My letter wasn't the sort to be published but more a letter of complaint crossed with a tip off for a story. I figured it was a good idea to approach the issue from different angles and since we already have two letters to the editor, thanks again @Hutan and @Carolyn Wilshire, I decided on a different tack.

Took all day but I got there, phew. And always feels good to achieve that first proper and completed task when emerging from PEM.
 
Just chiming in here - also as a psychologist . This kind of pop psychology that gets perpetuated, in my opinion discredits our profession.
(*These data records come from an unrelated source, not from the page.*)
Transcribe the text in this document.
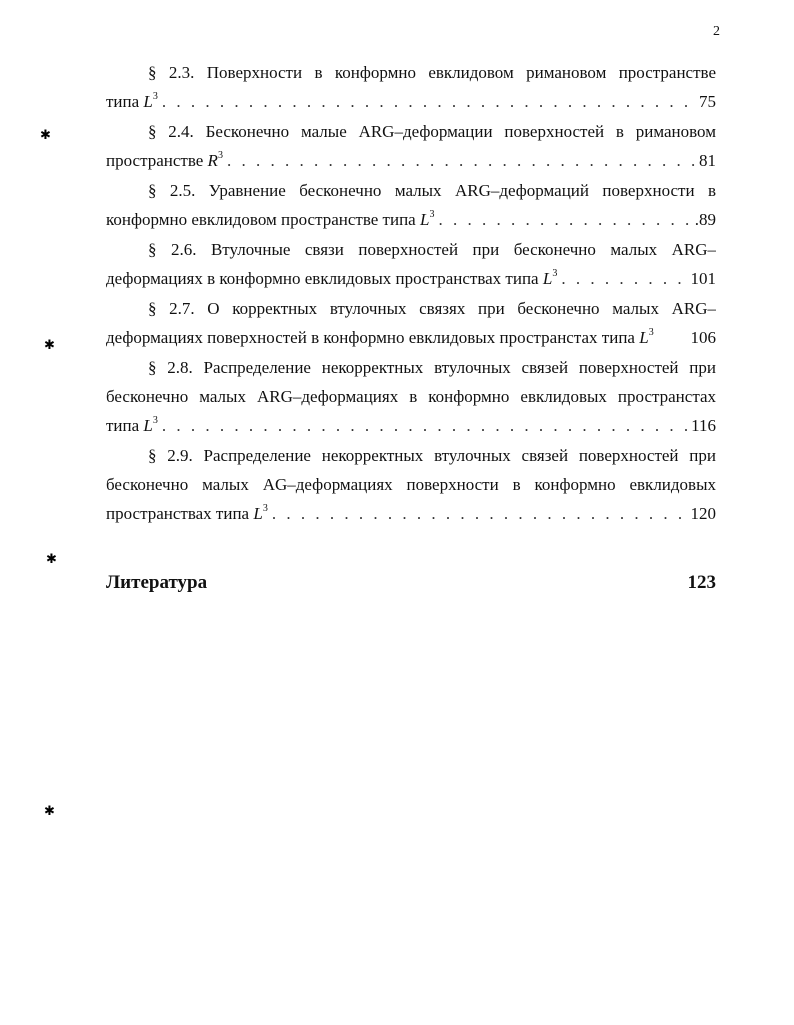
2
§ 2.3. Поверхности в конформно евклидовом римановом пространстве
типа
$L^3$ . . .	75
§ 2.4. Бесконечно малые ARG–деформации поверхностей в римановом
пространстве
$R^3$ . . .	81
§ 2.5. Уравнение бесконечно малых ARG–деформаций поверхности в
конформно евклидовом пространстве типа
$L^3$ . . .	.89
§ 2.6. Втулочные связи поверхностей при бесконечно малых ARG–
деформациях в конформно евклидовых пространствах типа
$L^3$ . . .	101
§ 2.7. О корректных втулочных связях при бесконечно малых ARG–
деформациях поверхностей в конформно евклидовых пространстах типа
$L^3$ 106
§ 2.8. Распределение некорректных втулочных связей поверхностей при
бесконечно малых ARG–деформациях в конформно евклидовых пространстах
типа
$L^3$ . . .	116
§ 2.9. Распределение некорректных втулочных связей поверхностей при
бесконечно малых AG–деформациях поверхности в конформно евклидовых
пространствах типа
$L^3$ . . .	120
Литература	123
✱
✱
✱
✱
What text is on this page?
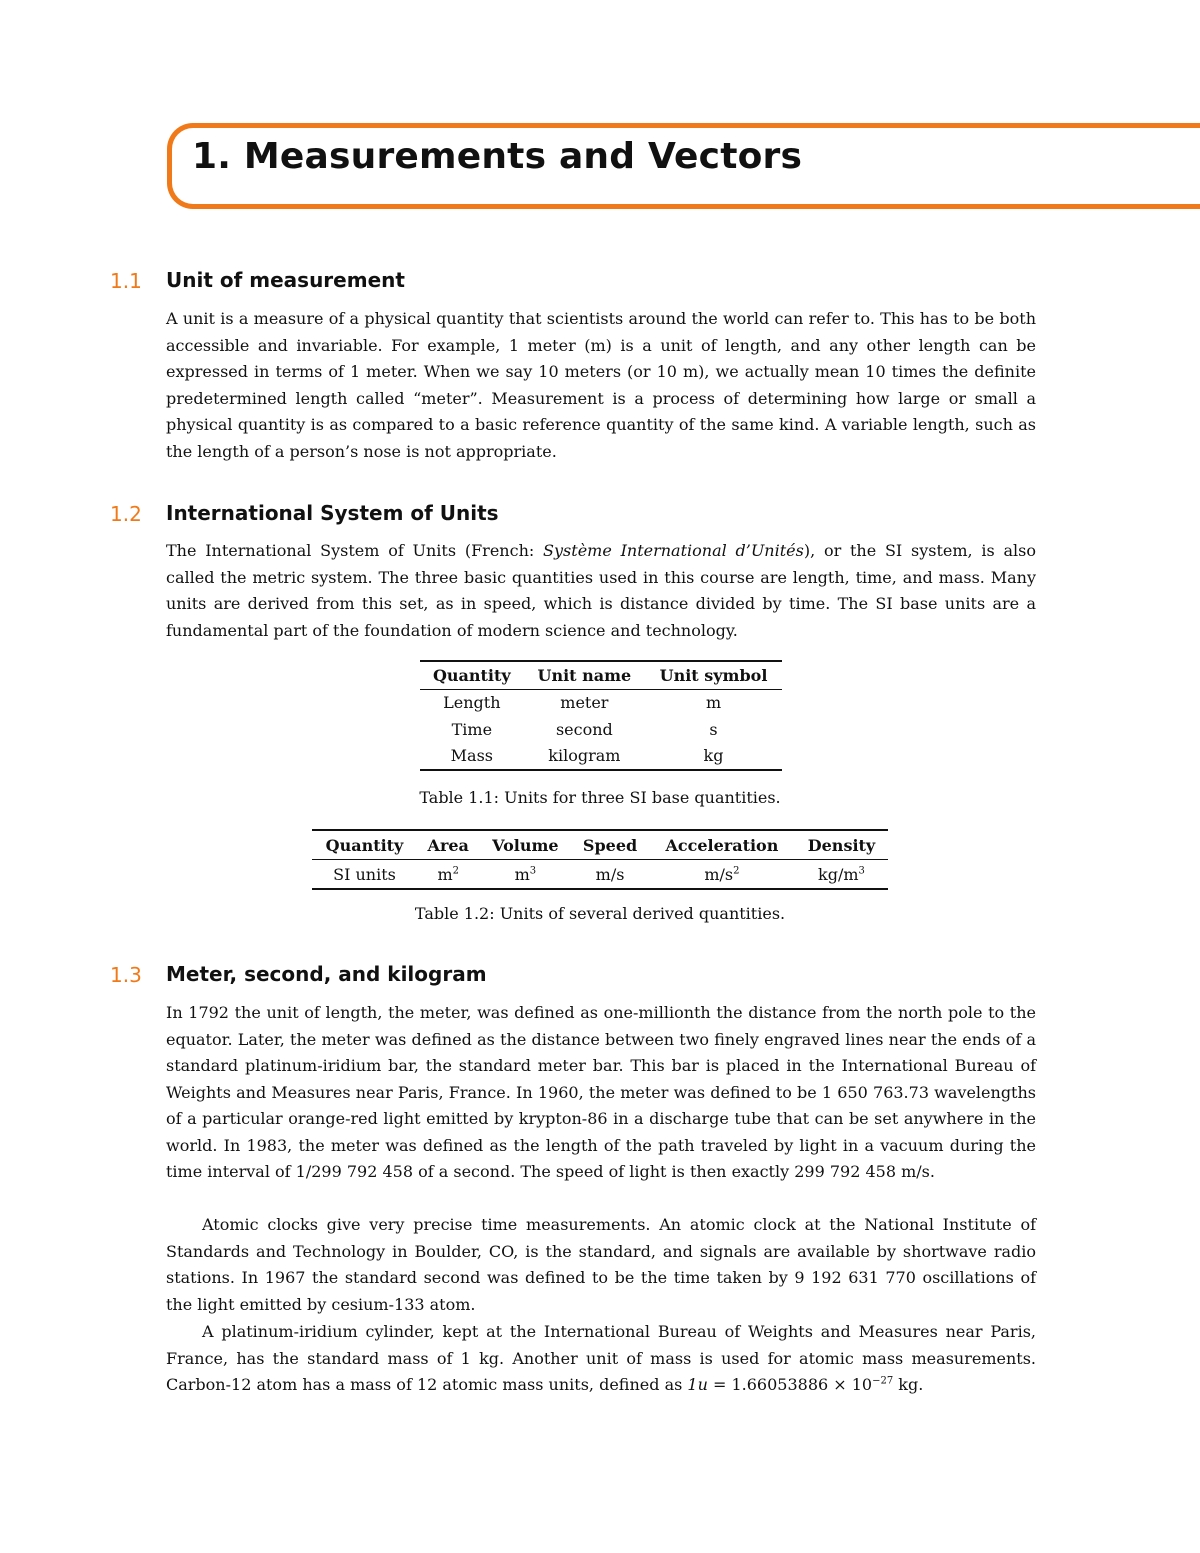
1. Measurements and Vectors
1.1 Unit of measurement

A unit is a measure of a physical quantity that scientists around the world can refer to. This has to be both accessible and invariable. For example, 1 meter (m) is a unit of length, and any other length can be expressed in terms of 1 meter. When we say 10 meters (or 10 m), we actually mean 10 times the definite predetermined length called “meter”. Measurement is a process of determining how large or small a physical quantity is as compared to a basic reference quantity of the same kind. A variable length, such as the length of a person’s nose is not appropriate.

1.2 International System of Units

The International System of Units (French: Système International d’Unités), or the SI system, is also called the metric system. The three basic quantities used in this course are length, time, and mass. Many units are derived from this set, as in speed, which is distance divided by time. The SI base units are a fundamental part of the foundation of modern science and technology.

Quantity	Unit name	Unit symbol
Length	meter	m
Time	second	s
Mass	kilogram	kg

Table 1.1: Units for three SI base quantities.

Quantity	Area	Volume	Speed	Acceleration	Density
SI units	$m^2$	$m^3$	m/s	$m/s^2$	$kg/m^3$

Table 1.2: Units of several derived quantities.

1.3 Meter, second, and kilogram

In 1792 the unit of length, the meter, was defined as one-millionth the distance from the north pole to the equator. Later, the meter was defined as the distance between two finely engraved lines near the ends of a standard platinum-iridium bar, the standard meter bar. This bar is placed in the International Bureau of Weights and Measures near Paris, France. In 1960, the meter was defined to be 1 650 763.73 wavelengths of a particular orange-red light emitted by krypton-86 in a discharge tube that can be set anywhere in the world. In 1983, the meter was defined as the length of the path traveled by light in a vacuum during the time interval of 1/299 792 458 of a second. The speed of light is then exactly 299 792 458 m/s.

Atomic clocks give very precise time measurements. An atomic clock at the National Institute of Standards and Technology in Boulder, CO, is the standard, and signals are available by shortwave radio stations. In 1967 the standard second was defined to be the time taken by 9 192 631 770 oscillations of the light emitted by cesium-133 atom.

A platinum-iridium cylinder, kept at the International Bureau of Weights and Measures near Paris, France, has the standard mass of 1 kg. Another unit of mass is used for atomic mass measurements. Carbon-12 atom has a mass of 12 atomic mass units, defined as $1u = 1.66053886 \times 10^{-27}$ kg.
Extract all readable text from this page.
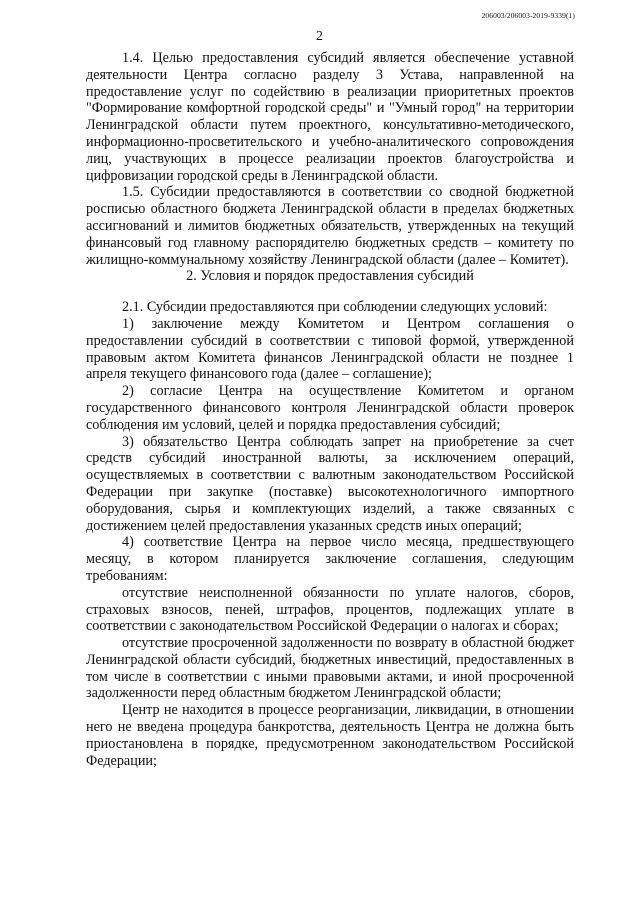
206003/206003-2019-9339(1)
2

1.4. Целью предоставления субсидий является обеспечение уставной деятельности Центра согласно разделу 3 Устава, направленной на предоставление услуг по содействию в реализации приоритетных проектов "Формирование комфортной городской среды" и "Умный город" на территории Ленинградской области путем проектного, консультативно-методического, информационно-просветительского и учебно-аналитического сопровождения лиц, участвующих в процессе реализации проектов благоустройства и цифровизации городской среды в Ленинградской области.

1.5. Субсидии предоставляются в соответствии со сводной бюджетной росписью областного бюджета Ленинградской области в пределах бюджетных ассигнований и лимитов бюджетных обязательств, утвержденных на текущий финансовый год главному распорядителю бюджетных средств – комитету по жилищно-коммунальному хозяйству Ленинградской области (далее – Комитет).

2. Условия и порядок предоставления субсидий

2.1. Субсидии предоставляются при соблюдении следующих условий:

1) заключение между Комитетом и Центром соглашения о предоставлении субсидий в соответствии с типовой формой, утвержденной правовым актом Комитета финансов Ленинградской области не позднее 1 апреля текущего финансового года (далее – соглашение);

2) согласие Центра на осуществление Комитетом и органом государственного финансового контроля Ленинградской области проверок соблюдения им условий, целей и порядка предоставления субсидий;

3) обязательство Центра соблюдать запрет на приобретение за счет средств субсидий иностранной валюты, за исключением операций, осуществляемых в соответствии с валютным законодательством Российской Федерации при закупке (поставке) высокотехнологичного импортного оборудования, сырья и комплектующих изделий, а также связанных с достижением целей предоставления указанных средств иных операций;

4) соответствие Центра на первое число месяца, предшествующего месяцу, в котором планируется заключение соглашения, следующим требованиям:

отсутствие неисполненной обязанности по уплате налогов, сборов, страховых взносов, пеней, штрафов, процентов, подлежащих уплате в соответствии с законодательством Российской Федерации о налогах и сборах;

отсутствие просроченной задолженности по возврату в областной бюджет Ленинградской области субсидий, бюджетных инвестиций, предоставленных в том числе в соответствии с иными правовыми актами, и иной просроченной задолженности перед областным бюджетом Ленинградской области;

Центр не находится в процессе реорганизации, ликвидации, в отношении него не введена процедура банкротства, деятельность Центра не должна быть приостановлена в порядке, предусмотренном законодательством Российской Федерации;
The two things that are most important to the profession are that we use science (evidence) to inform our practice and that we do no harm. No scientist should take information out of context and report it as if it has some merit.
 
Last edited:
For example, reviews of many studies show that people diagnosed with MS have consistently poorer outcomes if they not only feel more stressed, but also deal with their stress and condition through "maladaptive emotion-focused" coping strategies, such as wishful thinking or pretending it's not happening.
As with diabetes, MS or even asthma, there's reason to believe that how you think affects the way you experience CFS and, perhaps, even whether you develop it at all.
:laugh:
That's funny - and embarrassing for the author. But surely this needs to be viewed more differentially, like it's unhelpful to pretend it's not happening and helpful to pretend it's not happening. (Sarcasm)
 
:laugh:
That's funny - and embarrassing for the author. But surely this needs to be viewed more differentially, like it's unhelpful to pretend it's not happening and helpful to pretend it's not happening. (Sarcasm)
Sooo... people with ME simultaneously catastrophise about what's happening and also pretend its not happening... they simultaneously lack perseverance and try way too hard... they simultaneously do too little exercise and overdo activities... these simultaneous paradoxical states are just doing my head in...
 
It all makes sense! The CBT/GET model is a patient blaming device and it works very well: no patient is without blame in this model, because anything they do is wrong.

The solution for patients that do it wrong is of course CBT.